Pollution in the countryside is just as unacceptable
A report of the Government’s Air Quality Expert Group was given to ministers in 2015, but not published for three years before it quietly appeared on the library page of Parliament’s air quality website.
This was no oversight, as the report was released four days after ministers approved fracking in Lancashire.
The report estimated that even a small number of fracking wells would increase national emissions of pollution, with nitrogen dioxides rising up to four per cent and volatile organic compounds up to three per cent.
However, it says “impacts on local and regional air quality have the potential to be substantially higher than the national level impacts, as extraction activities are likely to be highly clustered”.
In addition to the methane released by the fracking process is the air (and noise) pollution caused by diesel generators and the thousands of truck journeys needed to transport toxic fracking fluid.
Much hot air comes from the Government about phasing out diesel cars in cities, but they seem to regard polluting our countryside as acceptable.
Dr Peter Williams
Disquiet over veils down to psychology
With the use of powerful imagery in his words, Boris Johnson has rekindled the debate concerning burkas and face veils.
I suspect many people share his views but this does not make Boris or others racists or Islamophobists.
If Caucasian women started to wear similar headgear, there would probably be a an outcry. Young men wearing hoods which hide their faces create a feeling of unease. Instant thoughts could be “What are they up to or what are they hiding?”
Motorcyclists who wear all-over head helmets look like aliens from outer space. But they do it for safety reasons and I am sure that they are only too glad to take them off. My point is that the disquiet is not related necessarily to race or religion, but to the basic psychology behind personal communication, although it may provide ammunition to groups with extremist agendas.
For hundreds of thousands of years, humans have developed complex means of communicating with one another, which puts them apart from other species.
In addition to sounds and words, body language is fundamental and the face with all its multiplicity of expressions plays a key part. The eyes provide direct communication with other individuals. The mouth can turn into smiles or snarls.
In turn they are both surrounded by facial muscles which, in combination, help to express happiness, sadness, anger and many other feelings. Burkas and face veils hinder this process of personal communication.
Boris may have used inappropriate words in his article but he has certainly brought the controversy back into the limelight. Let us now debate the issues openly and sensibly, but with sensitivity and tolerance to other people’s feelings.
On the smartphone menace, there are two aspects which still give me cause for hope. First, the absence of a signal at many of the places which I still enjoy, and second, the knowledge that the majority of the public are gregarious.

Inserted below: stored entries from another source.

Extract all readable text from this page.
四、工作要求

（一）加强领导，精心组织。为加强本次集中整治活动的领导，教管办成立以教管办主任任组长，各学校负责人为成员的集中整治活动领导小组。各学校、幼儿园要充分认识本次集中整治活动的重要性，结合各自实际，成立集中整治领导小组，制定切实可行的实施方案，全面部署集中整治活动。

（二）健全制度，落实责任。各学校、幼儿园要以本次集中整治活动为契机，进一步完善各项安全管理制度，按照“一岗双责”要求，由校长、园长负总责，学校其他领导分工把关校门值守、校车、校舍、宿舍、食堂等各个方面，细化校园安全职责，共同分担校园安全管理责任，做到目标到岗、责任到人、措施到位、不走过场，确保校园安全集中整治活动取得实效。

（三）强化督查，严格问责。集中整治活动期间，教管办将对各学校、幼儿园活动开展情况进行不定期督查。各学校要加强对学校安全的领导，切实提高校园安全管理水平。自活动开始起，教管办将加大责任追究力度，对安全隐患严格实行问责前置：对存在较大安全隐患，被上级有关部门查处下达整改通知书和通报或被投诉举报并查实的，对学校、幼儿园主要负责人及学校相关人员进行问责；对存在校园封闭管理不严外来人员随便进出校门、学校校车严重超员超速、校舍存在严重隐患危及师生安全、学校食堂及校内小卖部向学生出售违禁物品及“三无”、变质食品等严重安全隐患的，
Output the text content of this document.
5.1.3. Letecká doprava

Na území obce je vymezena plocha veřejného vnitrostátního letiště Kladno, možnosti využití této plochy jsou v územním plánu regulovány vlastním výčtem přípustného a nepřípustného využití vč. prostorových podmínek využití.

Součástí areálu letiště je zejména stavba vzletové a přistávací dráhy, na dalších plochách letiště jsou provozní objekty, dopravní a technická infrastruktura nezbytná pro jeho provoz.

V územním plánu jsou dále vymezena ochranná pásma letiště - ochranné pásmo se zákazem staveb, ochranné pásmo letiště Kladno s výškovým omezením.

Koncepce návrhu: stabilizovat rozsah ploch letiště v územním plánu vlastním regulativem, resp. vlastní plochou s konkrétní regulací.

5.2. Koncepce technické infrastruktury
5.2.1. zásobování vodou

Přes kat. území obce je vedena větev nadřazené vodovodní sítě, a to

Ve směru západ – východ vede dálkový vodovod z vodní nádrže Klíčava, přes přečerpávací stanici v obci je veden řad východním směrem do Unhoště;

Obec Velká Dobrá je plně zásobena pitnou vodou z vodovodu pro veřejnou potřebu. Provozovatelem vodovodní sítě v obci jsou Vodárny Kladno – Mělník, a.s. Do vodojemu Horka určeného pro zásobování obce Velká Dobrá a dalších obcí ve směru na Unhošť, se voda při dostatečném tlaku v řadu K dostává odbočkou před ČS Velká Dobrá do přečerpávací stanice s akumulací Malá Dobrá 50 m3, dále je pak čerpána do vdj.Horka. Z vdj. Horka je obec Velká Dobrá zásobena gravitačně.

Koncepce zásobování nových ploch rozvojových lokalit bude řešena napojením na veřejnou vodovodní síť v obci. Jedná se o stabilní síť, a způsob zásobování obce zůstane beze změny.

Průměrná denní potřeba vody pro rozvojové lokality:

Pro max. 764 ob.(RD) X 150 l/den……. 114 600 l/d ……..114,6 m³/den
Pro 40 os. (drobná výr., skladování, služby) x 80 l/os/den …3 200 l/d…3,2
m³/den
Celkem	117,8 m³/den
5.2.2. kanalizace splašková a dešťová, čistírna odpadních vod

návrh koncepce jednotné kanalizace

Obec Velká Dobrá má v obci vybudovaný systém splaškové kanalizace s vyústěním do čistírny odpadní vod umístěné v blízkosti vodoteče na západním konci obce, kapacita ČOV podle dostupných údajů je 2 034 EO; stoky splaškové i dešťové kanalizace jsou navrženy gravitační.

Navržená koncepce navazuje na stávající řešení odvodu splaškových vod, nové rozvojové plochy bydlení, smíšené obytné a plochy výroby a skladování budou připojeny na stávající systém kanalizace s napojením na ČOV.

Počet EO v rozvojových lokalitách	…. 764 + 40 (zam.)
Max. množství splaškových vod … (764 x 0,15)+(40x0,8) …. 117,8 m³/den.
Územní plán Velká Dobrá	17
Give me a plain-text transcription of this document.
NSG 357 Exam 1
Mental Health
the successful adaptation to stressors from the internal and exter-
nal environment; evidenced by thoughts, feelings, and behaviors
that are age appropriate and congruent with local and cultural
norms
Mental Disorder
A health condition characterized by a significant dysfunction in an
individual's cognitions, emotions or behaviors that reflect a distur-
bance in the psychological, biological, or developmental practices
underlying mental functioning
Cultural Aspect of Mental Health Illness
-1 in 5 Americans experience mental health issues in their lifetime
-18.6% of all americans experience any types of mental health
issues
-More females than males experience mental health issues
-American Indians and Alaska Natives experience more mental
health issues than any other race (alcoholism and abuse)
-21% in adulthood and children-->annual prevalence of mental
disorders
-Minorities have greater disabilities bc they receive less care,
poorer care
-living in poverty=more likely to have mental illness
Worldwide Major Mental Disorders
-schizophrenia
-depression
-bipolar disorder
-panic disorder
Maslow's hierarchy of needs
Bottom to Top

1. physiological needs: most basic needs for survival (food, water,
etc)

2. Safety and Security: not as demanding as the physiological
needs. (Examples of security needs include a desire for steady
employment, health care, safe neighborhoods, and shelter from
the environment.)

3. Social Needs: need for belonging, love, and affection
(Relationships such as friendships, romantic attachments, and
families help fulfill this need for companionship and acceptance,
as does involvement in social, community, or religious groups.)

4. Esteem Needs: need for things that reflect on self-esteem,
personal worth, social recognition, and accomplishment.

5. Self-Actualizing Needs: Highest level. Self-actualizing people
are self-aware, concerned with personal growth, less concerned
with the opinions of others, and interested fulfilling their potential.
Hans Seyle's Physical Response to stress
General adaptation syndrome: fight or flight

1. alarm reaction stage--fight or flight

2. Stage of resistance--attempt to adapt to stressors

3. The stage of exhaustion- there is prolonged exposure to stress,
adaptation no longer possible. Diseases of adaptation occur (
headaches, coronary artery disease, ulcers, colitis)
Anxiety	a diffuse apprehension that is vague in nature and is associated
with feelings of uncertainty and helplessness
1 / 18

My small number of walking pals, never more than three, had a term for such folk – ‘touroid’ . This is a sub-species of tourist governed by invisible umbilical cords and coupled to their phone, which restricts their travel to no more than 100 yards from their vehicle. Long may this continue.
Surely it’s easy to make the distinction between legitimate criticism of a government and bigotry against people of a particular faith?
Criticising a government, no matter how ‘religious’ it claims to be, should always be allowed when there are wrongdoings when it comes to humans, animals or the environment.
This is very different to treating ordinary people badly because of their faith, which is, of course, always wrong.